By collecting information on hundreds of thousands of transactions a year -- every publicly recorded sale of a house in the 90 markets -- Case Shiller Weiss is able to calculate price and home value movements with a precision lacking in government or trade association price reports.
As a result, the Case Shiller Weiss database is used by many of the largest mortgage lenders, Wall Street investment banks and credit-rating agencies to keep track of the underlying values of real estate in specific markets.
A mortgage lender with a large portfolio in the suburbs of New York City, for example, would be encouraged to know that the market resale value of its collateral rose by 4 percent during the first quarter of 1995.
A lender active in Los Angeles might react similarly to Case Shiller Weiss' finding that resale values increased by nearly 1 percent in the first three months of this year -- a sign that that city's staggering slide in realty values may have turned around.

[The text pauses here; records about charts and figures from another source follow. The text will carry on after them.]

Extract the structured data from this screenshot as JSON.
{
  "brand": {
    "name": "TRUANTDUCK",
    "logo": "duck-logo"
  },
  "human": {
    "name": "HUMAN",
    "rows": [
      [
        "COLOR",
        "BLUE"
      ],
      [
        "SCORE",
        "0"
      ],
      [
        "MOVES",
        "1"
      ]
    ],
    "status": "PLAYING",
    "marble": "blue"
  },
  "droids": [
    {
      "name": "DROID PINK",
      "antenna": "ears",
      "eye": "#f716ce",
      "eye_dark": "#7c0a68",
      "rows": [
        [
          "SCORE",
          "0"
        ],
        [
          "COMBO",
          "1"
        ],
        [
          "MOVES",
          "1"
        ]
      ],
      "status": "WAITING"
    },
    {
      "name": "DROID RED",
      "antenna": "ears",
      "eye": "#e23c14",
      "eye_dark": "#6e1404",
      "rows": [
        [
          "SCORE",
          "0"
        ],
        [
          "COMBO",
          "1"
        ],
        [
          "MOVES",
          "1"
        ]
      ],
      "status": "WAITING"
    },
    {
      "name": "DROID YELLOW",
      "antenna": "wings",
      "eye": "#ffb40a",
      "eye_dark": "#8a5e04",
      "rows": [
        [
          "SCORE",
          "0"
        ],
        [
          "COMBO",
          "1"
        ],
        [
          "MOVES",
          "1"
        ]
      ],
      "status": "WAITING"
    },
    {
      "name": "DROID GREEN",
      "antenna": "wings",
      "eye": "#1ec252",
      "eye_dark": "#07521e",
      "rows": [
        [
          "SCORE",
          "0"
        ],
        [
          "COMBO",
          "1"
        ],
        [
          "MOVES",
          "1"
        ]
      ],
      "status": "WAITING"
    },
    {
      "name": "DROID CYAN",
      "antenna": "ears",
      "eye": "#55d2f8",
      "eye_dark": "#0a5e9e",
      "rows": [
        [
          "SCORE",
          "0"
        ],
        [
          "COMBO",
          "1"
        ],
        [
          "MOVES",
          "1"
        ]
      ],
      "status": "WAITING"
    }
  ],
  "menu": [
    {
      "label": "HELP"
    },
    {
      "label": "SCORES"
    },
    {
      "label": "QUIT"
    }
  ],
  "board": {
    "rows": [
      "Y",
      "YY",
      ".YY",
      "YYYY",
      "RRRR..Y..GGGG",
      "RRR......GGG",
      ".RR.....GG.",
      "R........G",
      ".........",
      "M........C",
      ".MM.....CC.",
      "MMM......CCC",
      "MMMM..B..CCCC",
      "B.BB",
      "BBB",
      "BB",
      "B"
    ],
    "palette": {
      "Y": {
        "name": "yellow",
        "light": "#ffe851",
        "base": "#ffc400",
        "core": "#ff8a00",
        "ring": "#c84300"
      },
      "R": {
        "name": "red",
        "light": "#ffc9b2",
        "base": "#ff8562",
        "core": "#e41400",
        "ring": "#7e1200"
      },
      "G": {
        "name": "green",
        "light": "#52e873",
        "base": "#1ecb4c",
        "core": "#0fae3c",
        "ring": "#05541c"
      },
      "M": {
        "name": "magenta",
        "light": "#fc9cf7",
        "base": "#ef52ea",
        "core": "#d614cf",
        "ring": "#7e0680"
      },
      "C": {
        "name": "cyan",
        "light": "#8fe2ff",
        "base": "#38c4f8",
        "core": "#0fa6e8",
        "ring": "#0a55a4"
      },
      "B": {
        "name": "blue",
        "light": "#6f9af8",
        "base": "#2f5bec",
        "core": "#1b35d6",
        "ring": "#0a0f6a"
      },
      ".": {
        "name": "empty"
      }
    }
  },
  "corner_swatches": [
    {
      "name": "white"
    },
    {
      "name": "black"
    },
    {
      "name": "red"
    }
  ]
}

By far the strongest region halfway through the decade, according to Dr. Karl E. Case, founder of the research firm and a professor of economics at Wellesley College, has been the Mountain states.
Resale prices were up 3 percent in the second quarter of 1995 alone, he noted. Since 1990, the average price of an existing home in the region has jumped by 30 percent.
Why the extra-zesty performance? In part, according to Dr. Case, it's because the Mountain states "have benefited from California's misfortunes," with jobs, people and capital relocating from Southern California to Colorado, Utah, Nevada and Montana.
In addition, he says, the region started the 1990s with a relatively inexpensive housing stock -- allowing newcomers fleeing higher-cost areas to afford far more house for their dollar than where they came from. That process inevitably pushes up prices.
What's the bottom line of the Case Shiller Weiss study for home buyers and investors who want to pick the price-appreciation hot spots for the rest of the decade?
Allan Weiss, CEO of the research firm, has this cautionary advice:
If a market is in the midst of a roaring boom, you can be virtually certain that a reversal -- as in Southern California, Hawaii, Boston and elsewhere -- is just over the horizon.